Upgrading The Quality Of Our Portfolio
We have been working on upgrading the quality of the Rowan portfolio since day 1, taking advantage of the opportunities as Mr. Market presented them to us from time to time. This process takes time and we have been very patient. There are a few companies that we have been ‘salivating’ over as they are some of the very best and most high quality businesses around, in our view. Unfortunately, we have not been able to buy them for our portfolio in the past 3 years because of the stratospheric valuations that Mr. Market was willing to assign to them. As you know, we are very disciplined in terms of the price that we pay for our acquisitions as price plays a huge factor in our long-term returns. If you pay too much for even the best business, your long term returns can prove to be very disappointing even as the underlying business itself continues to do very well. For a rational and disciplined investor it has been a difficult market over the past 3 years as it has been anything but disciplined and rational. Mr. Market got especially frothy and speculative during the pandemic (2020-01) — we would call it “buy-at-any-price“ market. In fact, we were absolutely mind-boggled by the valuations that market participants were willing to pay out of FOMO (fear of missing out). As Warren Buffett once said:
“Nothing sedates rationality like large dozes of effortless money“
Well, a lot of froth is finally coming out of the market and many growth stocks are coming back down to earth. We view the current downturn as an exceptional opportunity to own these few extraordinary businesses that we have been studying and eyeing for years. We are very excited to ‘plant the seeds’ that will benefit the Rowan portfolio for many years to come.
A Unique Opportunity To Add To Your Investment In The Fund
We would encourage all limited partners in the fund to add to your current investment, if you have an opportunity to do so. This is one of those times when we have a lot more ideas than we have cash to take advantage of them. There is a very high probability that in 3-5 years we will look at current times as an incredible buying opportunity for our fund.

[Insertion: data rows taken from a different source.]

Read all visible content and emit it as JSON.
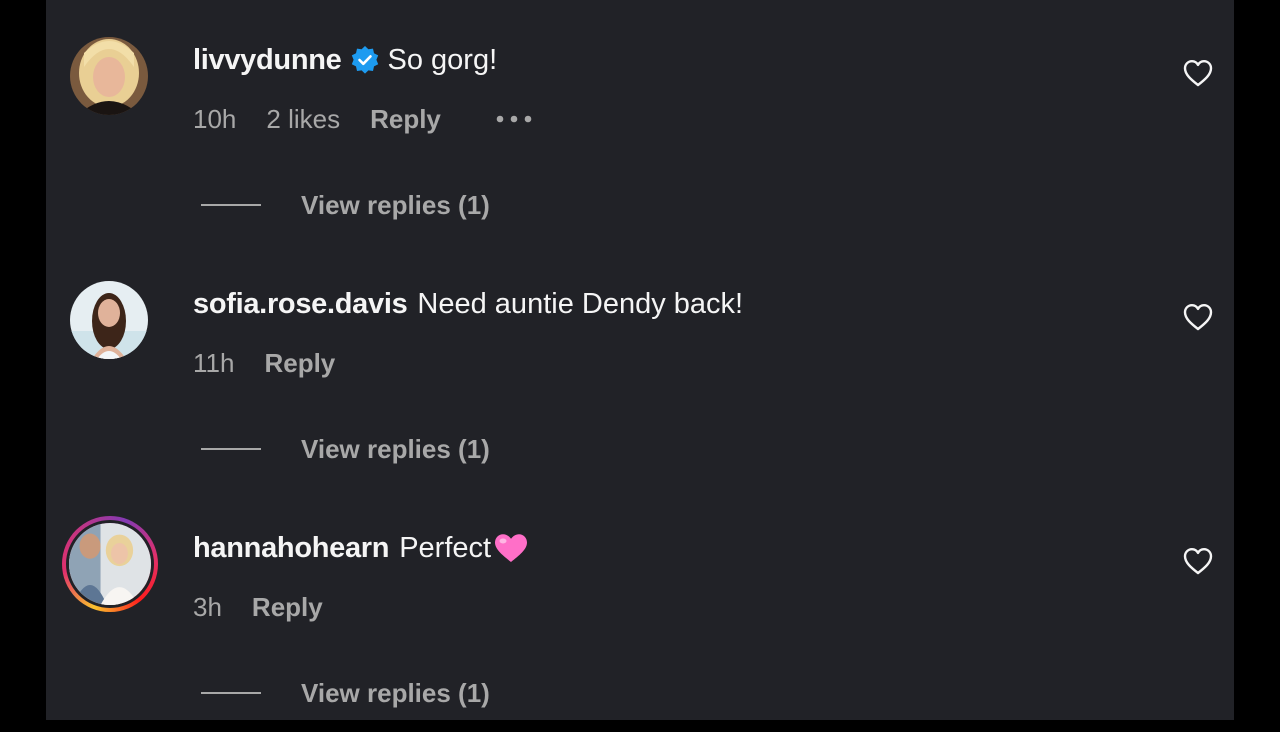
{
  "colors": {
    "panel_bg": "#212227",
    "frame_bg": "#000000",
    "text_primary": "#f5f5f5",
    "text_secondary": "#a8a8a8",
    "verified_blue": "#1d9bf0",
    "emoji_pink": "#ff6fc8"
  },
  "comments": [
    {
      "username": "livvydunne",
      "verified": true,
      "text": "So gorg!",
      "time": "10h",
      "likes": "2 likes",
      "reply_label": "Reply",
      "more_icon": "more-horizontal-icon",
      "view_replies": "View replies (1)",
      "like_icon": "heart-outline-icon"
    },
    {
      "username": "sofia.rose.davis",
      "verified": false,
      "text": "Need auntie Dendy back!",
      "time": "11h",
      "reply_label": "Reply",
      "view_replies": "View replies (1)",
      "like_icon": "heart-outline-icon"
    },
    {
      "username": "hannahohearn",
      "verified": false,
      "text": "Perfect",
      "emoji": "pink-heart-emoji",
      "has_story_ring": true,
      "time": "3h",
      "reply_label": "Reply",
      "view_replies": "View replies (1)",
      "like_icon": "heart-outline-icon"
    }
  ]
}
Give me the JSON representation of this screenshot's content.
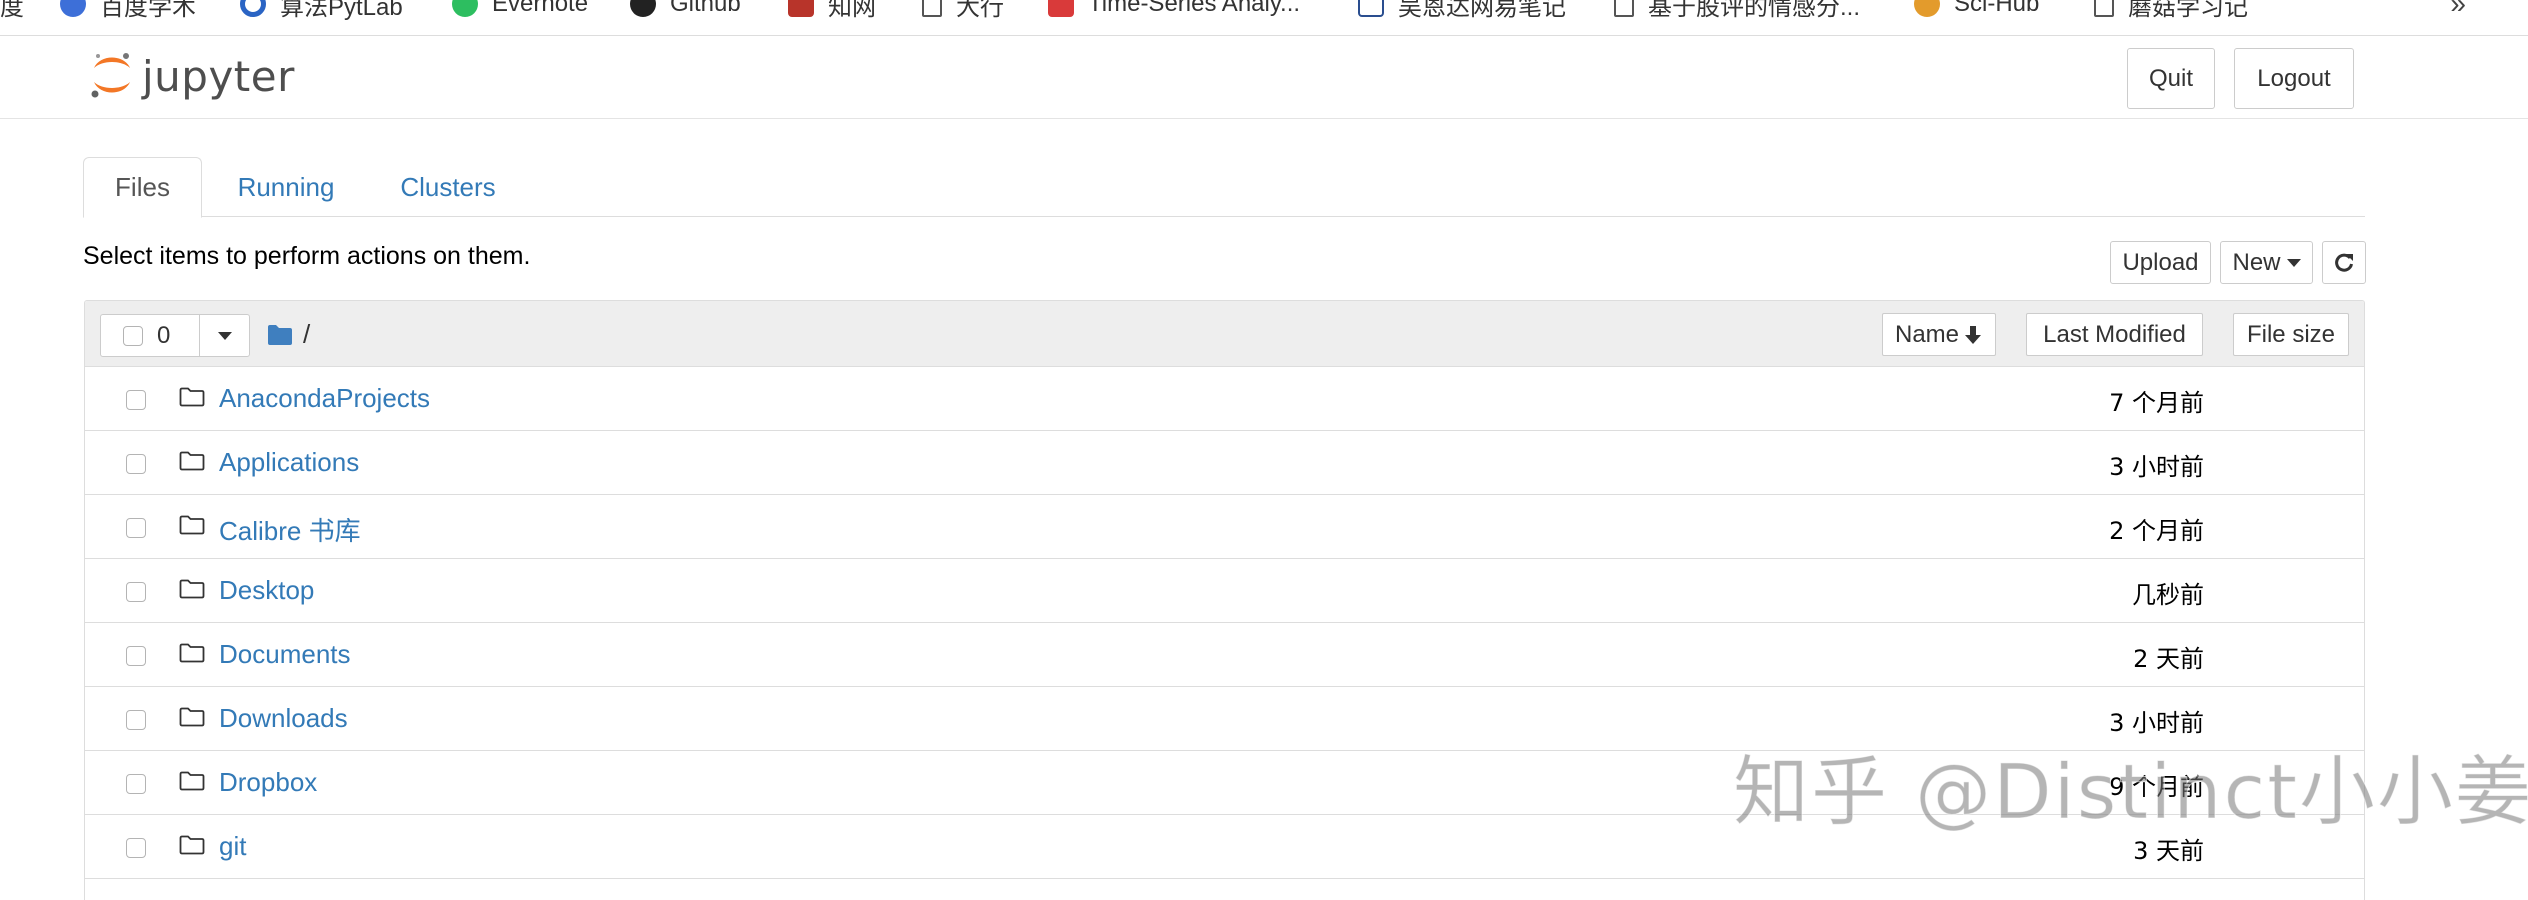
{
  "bookmarks": [
    {
      "label": "度",
      "icon": "none"
    },
    {
      "label": "百度学术",
      "icon": "paw-icon"
    },
    {
      "label": "算法PytLab",
      "icon": "c-logo-icon"
    },
    {
      "label": "Evernote",
      "icon": "elephant-icon"
    },
    {
      "label": "Github",
      "icon": "github-icon"
    },
    {
      "label": "知网",
      "icon": "cnki-icon"
    },
    {
      "label": "大行",
      "icon": "doc-icon"
    },
    {
      "label": "Time-Series Analy...",
      "icon": "red-square-icon"
    },
    {
      "label": "吴恩达网易笔记",
      "icon": "nb-icon"
    },
    {
      "label": "基于股评的情感分...",
      "icon": "doc-icon"
    },
    {
      "label": "Sci-Hub",
      "icon": "raven-icon"
    },
    {
      "label": "蘑菇学习记",
      "icon": "doc-icon"
    }
  ],
  "bookmarks_more": "»",
  "header": {
    "logo_text": "jupyter",
    "quit_label": "Quit",
    "logout_label": "Logout"
  },
  "tabs": [
    {
      "label": "Files",
      "active": true
    },
    {
      "label": "Running",
      "active": false
    },
    {
      "label": "Clusters",
      "active": false
    }
  ],
  "instructions": "Select items to perform actions on them.",
  "toolbar": {
    "upload_label": "Upload",
    "new_label": "New",
    "refresh_icon": "refresh-icon"
  },
  "list_header": {
    "selected_count": "0",
    "path_sep": "/",
    "name_label": "Name",
    "name_sort_icon": "arrow-down-icon",
    "last_modified_label": "Last Modified",
    "file_size_label": "File size"
  },
  "files": [
    {
      "name": "AnacondaProjects",
      "modified": "7 个月前"
    },
    {
      "name": "Applications",
      "modified": "3 小时前"
    },
    {
      "name": "Calibre 书库",
      "modified": "2 个月前"
    },
    {
      "name": "Desktop",
      "modified": "几秒前"
    },
    {
      "name": "Documents",
      "modified": "2 天前"
    },
    {
      "name": "Downloads",
      "modified": "3 小时前"
    },
    {
      "name": "Dropbox",
      "modified": "9 个月前"
    },
    {
      "name": "git",
      "modified": "3 天前"
    }
  ],
  "watermark": "知乎 @Distinct小小姜",
  "colors": {
    "link": "#337ab7",
    "jupyter_orange": "#f37726",
    "folder_blue": "#3f7fbf"
  }
}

All the companies we currently own in the portfolio are estimated to grow at 20+% over the next 3-5 years, which is 3x the expected growth rate of the overall market, and the valuations for our positions remain undemanding. As a reminder, the fund is open at the end of each month for new investments.
We hope that all of you stay healthy and safe. Better times are ahead, and we will come out of this much stronger and better positioned on the other end.